CAAN recommends the removal of section 3.6 from the Code of Conduct.’

They could perhaps consider the moral, legal and ethical reasons to limit such arrangements instead of disingenuously demanding clinical reasons to alter such widespread business practices. They want the respectability and gravitas that science provides without having to adjust their view of reality when it conflicts with the findings of science. Business ethics and consumer protection are not inherently scientific fields, but a combination of moral, legal and economic considerations. I would be fascinated to see the ACCC’s attitude to such an arrangement.

Chiropractors have used x-rays as part of their clinical assessment for decades, including asymptomatic monitoring of healthy individuals. The Code of Conduct includes an Appendix specifically addressing the appropriate use of ionizing radiation as part of chiropractic practice. It refers to two existing guidelines on chiropractic uses of ionizing radiation and the CBA has also felt the need to specifically affirm in addition to the quoted guidelines that any exposure to ionizing radiation must be justifiable clinically and must be judged to be of greater benefit to the individual than the small but definite increased risk of cancer produced by such exposure. The COCA submission goes further, specifically recommending that the Code advise that
Routine X-ray screening of consumers including the routine evaluation or re-evaluation of biomechanical/postural disorders, other than for progressive scoliosis or other exceptional circumstances, is not supported by the scientific literature and may be inappropriate.
COCA also recommend that the Code restricts use of x-rays in children to
‘conditions such as fracture, dislocation, bone pathology, unresolved skeletal/spinal pain, scoliosis and to exclude or confirm a clinical suspicion of conditions which may be a contra-indication to proposed care.
This is because of the higher risk to growing bodies of ionising radiation exposure. None of the other submissions drew attention to this specific requirement for children, which is not mentioned in the Code, even though it does devote a section to the needs of children (Section 3.7) Submissions from CAANSW, Gonstead Chiropractic Society and CAAN appear to see no special reason why children should be treated any differently to other patients, despite COCA warning that treatments, assessments and examination procedures for children require far more extensive training and experience than provided in some undergraduate chiropractic teaching institutions.
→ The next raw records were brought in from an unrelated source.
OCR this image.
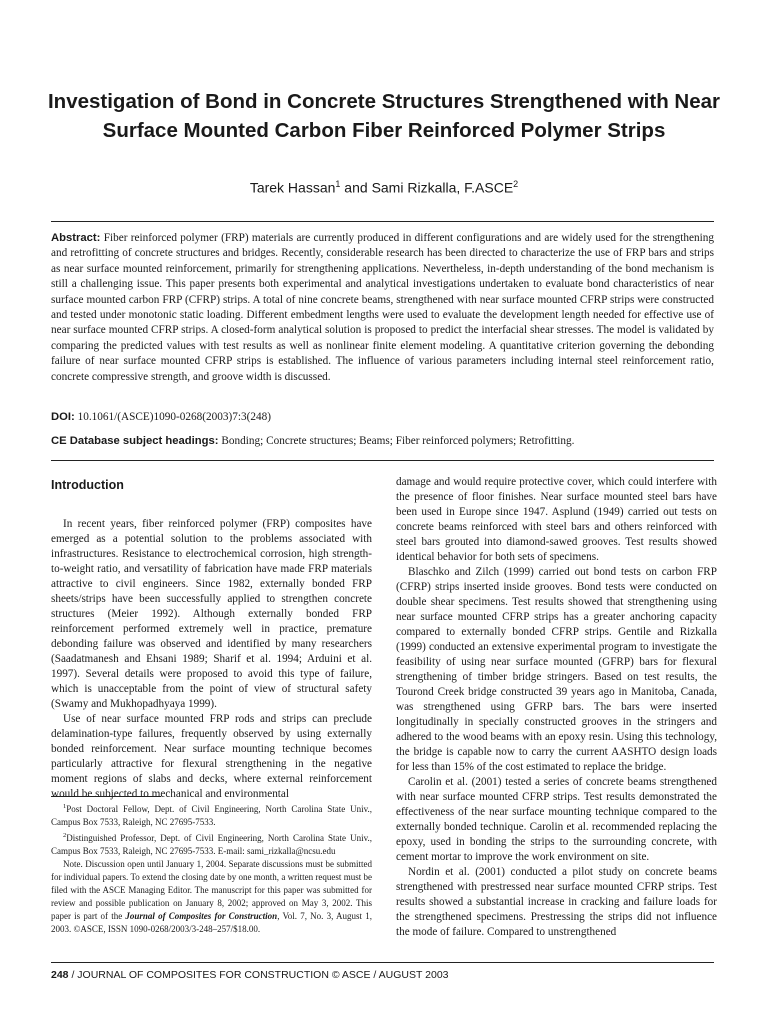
Investigation of Bond in Concrete Structures Strengthened with Near Surface Mounted Carbon Fiber Reinforced Polymer Strips
Tarek Hassan$^1$ and Sami Rizkalla, F.ASCE$^2$

Abstract: Fiber reinforced polymer (FRP) materials are currently produced in different configurations and are widely used for the strengthening and retrofitting of concrete structures and bridges. Recently, considerable research has been directed to characterize the use of FRP bars and strips as near surface mounted reinforcement, primarily for strengthening applications. Nevertheless, in-depth understanding of the bond mechanism is still a challenging issue. This paper presents both experimental and analytical investigations undertaken to evaluate bond characteristics of near surface mounted carbon FRP (CFRP) strips. A total of nine concrete beams, strengthened with near surface mounted CFRP strips were constructed and tested under monotonic static loading. Different embedment lengths were used to evaluate the development length needed for effective use of near surface mounted CFRP strips. A closed-form analytical solution is proposed to predict the interfacial shear stresses. The model is validated by comparing the predicted values with test results as well as nonlinear finite element modeling. A quantitative criterion governing the debonding failure of near surface mounted CFRP strips is established. The influence of various parameters including internal steel reinforcement ratio, concrete compressive strength, and groove width is discussed.

DOI: 10.1061/(ASCE)1090-0268(2003)7:3(248)
CE Database subject headings: Bonding; Concrete structures; Beams; Fiber reinforced polymers; Retrofitting.
Introduction

In recent years, fiber reinforced polymer (FRP) composites have emerged as a potential solution to the problems associated with infrastructures. Resistance to electrochemical corrosion, high strength-to-weight ratio, and versatility of fabrication have made FRP materials attractive to civil engineers. Since 1982, externally bonded FRP sheets/strips have been successfully applied to strengthen concrete structures (Meier 1992). Although externally bonded FRP reinforcement performed extremely well in practice, premature debonding failure was observed and identified by many researchers (Saadatmanesh and Ehsani 1989; Sharif et al. 1994; Arduini et al. 1997). Several details were proposed to avoid this type of failure, which is unacceptable from the point of view of structural safety (Swamy and Mukhopadhyaya 1999).

Use of near surface mounted FRP rods and strips can preclude delamination-type failures, frequently observed by using externally bonded reinforcement. Near surface mounting technique becomes particularly attractive for flexural strengthening in the negative moment regions of slabs and decks, where external reinforcement would be subjected to mechanical and environmental

$^1$Post Doctoral Fellow, Dept. of Civil Engineering, North Carolina State Univ., Campus Box 7533, Raleigh, NC 27695-7533.

$^2$Distinguished Professor, Dept. of Civil Engineering, North Carolina State Univ., Campus Box 7533, Raleigh, NC 27695-7533. E-mail: sami_rizkalla@ncsu.edu

Note. Discussion open until January 1, 2004. Separate discussions must be submitted for individual papers. To extend the closing date by one month, a written request must be filed with the ASCE Managing Editor. The manuscript for this paper was submitted for review and possible publication on January 8, 2002; approved on May 3, 2002. This paper is part of the Journal of Composites for Construction, Vol. 7, No. 3, August 1, 2003. ©ASCE, ISSN 1090-0268/2003/3-248–257/$18.00.

damage and would require protective cover, which could interfere with the presence of floor finishes. Near surface mounted steel bars have been used in Europe since 1947. Asplund (1949) carried out tests on concrete beams reinforced with steel bars and others reinforced with steel bars grouted into diamond-sawed grooves. Test results showed identical behavior for both sets of specimens.

Blaschko and Zilch (1999) carried out bond tests on carbon FRP (CFRP) strips inserted inside grooves. Bond tests were conducted on double shear specimens. Test results showed that strengthening using near surface mounted CFRP strips has a greater anchoring capacity compared to externally bonded CFRP strips. Gentile and Rizkalla (1999) conducted an extensive experimental program to investigate the feasibility of using near surface mounted (GFRP) bars for flexural strengthening of timber bridge stringers. Based on test results, the Tourond Creek bridge constructed 39 years ago in Manitoba, Canada, was strengthened using GFRP bars. The bars were inserted longitudinally in specially constructed grooves in the stringers and adhered to the wood beams with an epoxy resin. Using this technology, the bridge is capable now to carry the current AASHTO design loads for less than 15% of the cost estimated to replace the bridge.

Carolin et al. (2001) tested a series of concrete beams strengthened with near surface mounted CFRP strips. Test results demonstrated the effectiveness of the near surface mounting technique compared to the externally bonded technique. Carolin et al. recommended replacing the epoxy, used in bonding the strips to the surrounding concrete, with cement mortar to improve the work environment on site.

Nordin et al. (2001) conducted a pilot study on concrete beams strengthened with prestressed near surface mounted CFRP strips. Test results showed a substantial increase in cracking and failure loads for the strengthened specimens. Prestressing the strips did not influence the mode of failure. Compared to unstrengthened

248 / JOURNAL OF COMPOSITES FOR CONSTRUCTION © ASCE / AUGUST 2003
The diversity of opinion within the chiropractic profession, and particularly between the CBA and the CAA appears more than trivial. At stake is the potential inclusion within AHPRA of one profession with a dramatically different and even opposing Code of Conduct to the others. I have discussed only the three most obvious and substantive issues at play, but there are others as well where the CBA and the professional organizations appear to be poles apart (the role of scientific evidence in the chiropractic profession, and public spinal screening being other examples.) It will make for an interesting and no doubt challenging few months as the chiropractic profession attempts to unite behind a Code of Conduct which accords even in general terms with the other AHPRA Boards. The Annual Report of the CAA, available online at http://caaannualreport.realviewtechnologies.com/ does not inspire confidence, as the President of CAA Simon Floreani calls those who oppose the CAA on vaccination ‘geese’ and warns in vaguely menacing terms that they are somehow in league against the CAA and chiropractors generally. It is also of interest to skeptics that the President of the CAA feels that chiropractors are better positioned politically now than they have been in 20 years. Sounds to me like there are some major offensives coming for which we will need to be motivated.